L’AG du CRESPPA, réunie le 12 mars 2020, réaffirme son opposition à la réforme des retraites, à la casse des services publics, à la précarisation et la marchandisation de l’enseignement supérieur et de la recherche publics. Dans le contexte de la répression du mouvement social et du recours autoritaire à l’article 49.3 pour imposer la casse des retraites par répartition, nous appelons à poursuivre et renforcer le mouvement social en cours et nous nous associons aux journées d’action déterminées lors de la 2e coordination nationale des 6 et 7 mars 2020 :

  • Jeudi 12 mars : journée contre toutes les précarités (étudiant·es et des travailleur·ses de l’enseignement et la recherche
  • Vendredi 13 mars : 5e grève mondiale pour le futur – mobilisation des jeunes pour le climat
  • Samedi 14 mars : marche pour le climat et journée internationale de lutte contre les violences policières
  • Semaine du 16 mars : convergence de l’université et de la recherche avec la semaine de mobilisation dans l’éducation nationale
  • Jeudi 19 mars : temps fort national – l’université et la recherche à l’arrêt
  • Vendredi 20 mars : journée de visibilisation de la situation des étrangèr·es dans l’enseignement et la recherche / contre-journée de la francophonie
  • Samedi 21 mars : marche des solidarités
  • Mardi 31 mars : grande date de convergence avec tous les secteurs en grève
  • Vendredi 3 et samedi 4 avril : 3e coordination nationale des facs et des labos en lutte

Nous revendiquons toujours :

  • l’annonce d’un plan de création massif de postes titulaires, EC, C, ITA et BIATSS, de nature à résorber la précarité délétère qui gangrène nos métiers ;
  • la fin des logiques de mutualisation de moyens qui accroissent la dégradation de nos conditions de travail et notre isolement ;
  • l’affirmation d’un service public de la recherche et de l’enseignement supérieur compromis par les multiples réformes de ces dernières années.

L’AG exprime sa solidarité avec les personnels en grève dans tous les départements et laboratoires, et au-delà avec le mouvement social en cours dans de nombreux secteurs professionnels contre la casse des droits sociaux et des services publics.


Refus de la répression et des violences policières

L’AG du CRESPPA, réunie le 12 mars 2020, condamne les répressions policières et au-delà institutionnelles, particulièrement inquiétantes ces dernières semaines contre les mouvements féministes.

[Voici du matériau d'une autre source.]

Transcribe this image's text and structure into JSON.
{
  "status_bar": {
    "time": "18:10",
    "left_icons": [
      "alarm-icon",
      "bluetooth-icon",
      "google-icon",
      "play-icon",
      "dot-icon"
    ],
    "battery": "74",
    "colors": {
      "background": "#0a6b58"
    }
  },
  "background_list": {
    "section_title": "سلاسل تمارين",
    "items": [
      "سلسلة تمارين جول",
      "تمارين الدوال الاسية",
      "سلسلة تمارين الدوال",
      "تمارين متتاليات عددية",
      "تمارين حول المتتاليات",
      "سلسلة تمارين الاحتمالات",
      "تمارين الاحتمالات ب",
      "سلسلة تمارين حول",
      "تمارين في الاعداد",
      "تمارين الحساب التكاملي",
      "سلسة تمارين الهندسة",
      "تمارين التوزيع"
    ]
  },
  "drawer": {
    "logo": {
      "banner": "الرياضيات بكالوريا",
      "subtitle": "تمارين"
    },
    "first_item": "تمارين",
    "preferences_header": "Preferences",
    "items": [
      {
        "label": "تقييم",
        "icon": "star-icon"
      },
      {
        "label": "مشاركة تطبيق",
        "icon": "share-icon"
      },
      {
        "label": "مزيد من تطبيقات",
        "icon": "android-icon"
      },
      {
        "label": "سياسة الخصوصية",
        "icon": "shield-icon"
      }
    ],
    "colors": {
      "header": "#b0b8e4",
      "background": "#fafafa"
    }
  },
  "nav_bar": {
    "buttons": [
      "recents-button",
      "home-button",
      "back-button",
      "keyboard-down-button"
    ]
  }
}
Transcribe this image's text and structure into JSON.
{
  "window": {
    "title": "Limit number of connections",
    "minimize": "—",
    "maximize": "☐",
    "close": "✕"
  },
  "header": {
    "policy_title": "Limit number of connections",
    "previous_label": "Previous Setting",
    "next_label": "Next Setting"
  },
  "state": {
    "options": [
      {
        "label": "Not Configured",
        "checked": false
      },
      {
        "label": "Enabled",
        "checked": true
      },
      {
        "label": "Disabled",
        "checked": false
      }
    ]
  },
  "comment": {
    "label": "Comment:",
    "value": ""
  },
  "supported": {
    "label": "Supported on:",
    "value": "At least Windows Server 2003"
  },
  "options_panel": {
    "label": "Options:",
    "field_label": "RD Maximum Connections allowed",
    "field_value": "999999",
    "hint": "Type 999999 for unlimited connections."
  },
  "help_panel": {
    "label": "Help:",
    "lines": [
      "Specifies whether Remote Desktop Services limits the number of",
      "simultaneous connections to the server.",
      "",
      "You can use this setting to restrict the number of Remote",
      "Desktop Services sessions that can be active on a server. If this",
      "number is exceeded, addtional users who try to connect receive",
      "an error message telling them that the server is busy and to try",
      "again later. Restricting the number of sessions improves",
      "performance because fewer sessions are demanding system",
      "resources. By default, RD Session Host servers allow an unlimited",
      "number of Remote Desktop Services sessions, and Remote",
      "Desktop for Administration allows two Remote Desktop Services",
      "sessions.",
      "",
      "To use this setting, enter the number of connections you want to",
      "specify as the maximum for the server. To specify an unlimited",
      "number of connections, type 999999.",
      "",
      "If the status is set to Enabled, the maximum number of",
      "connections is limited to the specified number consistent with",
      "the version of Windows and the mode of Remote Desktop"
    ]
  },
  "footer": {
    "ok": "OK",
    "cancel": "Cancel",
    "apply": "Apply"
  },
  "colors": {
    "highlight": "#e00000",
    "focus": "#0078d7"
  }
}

Nous apportons notre soutien aux personnes qui ont subies intimidations et violences lors des marches féministes du 7 mars à Paris, du 8 mars à Nantes, et le 9 mars lors du blocage féministe de l’Université Paris 8. Ces mouvements et actions féministes ont permis et permettent encore de rappeler aujourd’hui que les violences sexistes et sexuelles existent dans les universités et les laboratoires de recherche comme partout ailleurs. Aussi, en tant que qu’UMR associée à Paris 8, nous appelons l’Université P8 à prendre la mesure des agressions sexistes et sexuelles en son sein et de permettre à toutes et tous d’étudier et de travailler dans de bonnes conditions.


Contre la réforme des retraites

"En tant que travailleurs invisibles, la cessation de travail ne suffit pas. Il nous faut rendre notre grève visible."
https://blogs.mediapart.fr/community-managers-en-greve/blog/150120/travailleuses-et-travailleurs-du-numerique-bloquez-et-occupez-vos-plateformes


https://universiteouverte.org/


Motion de l’assemblée générale du Cresppa du 23 janvier 2020

L’AG du CRESPPA, réunie le 23 janvier 2020, exprime sa solidarité avec Gilles Martinet, doctorant de l’IHEAL, victime de violences policières alors qu’il participait à la manifestation pacifique contre le projet de Loi de Programmation Pluriannuel de la Recherche au Trocadéro le 21 janvier dernier. Elle condamne plus largement les violences policières qui répriment régulièrement les mouvements sociaux ainsi que les personnes les plus précarisées et les plus discriminées.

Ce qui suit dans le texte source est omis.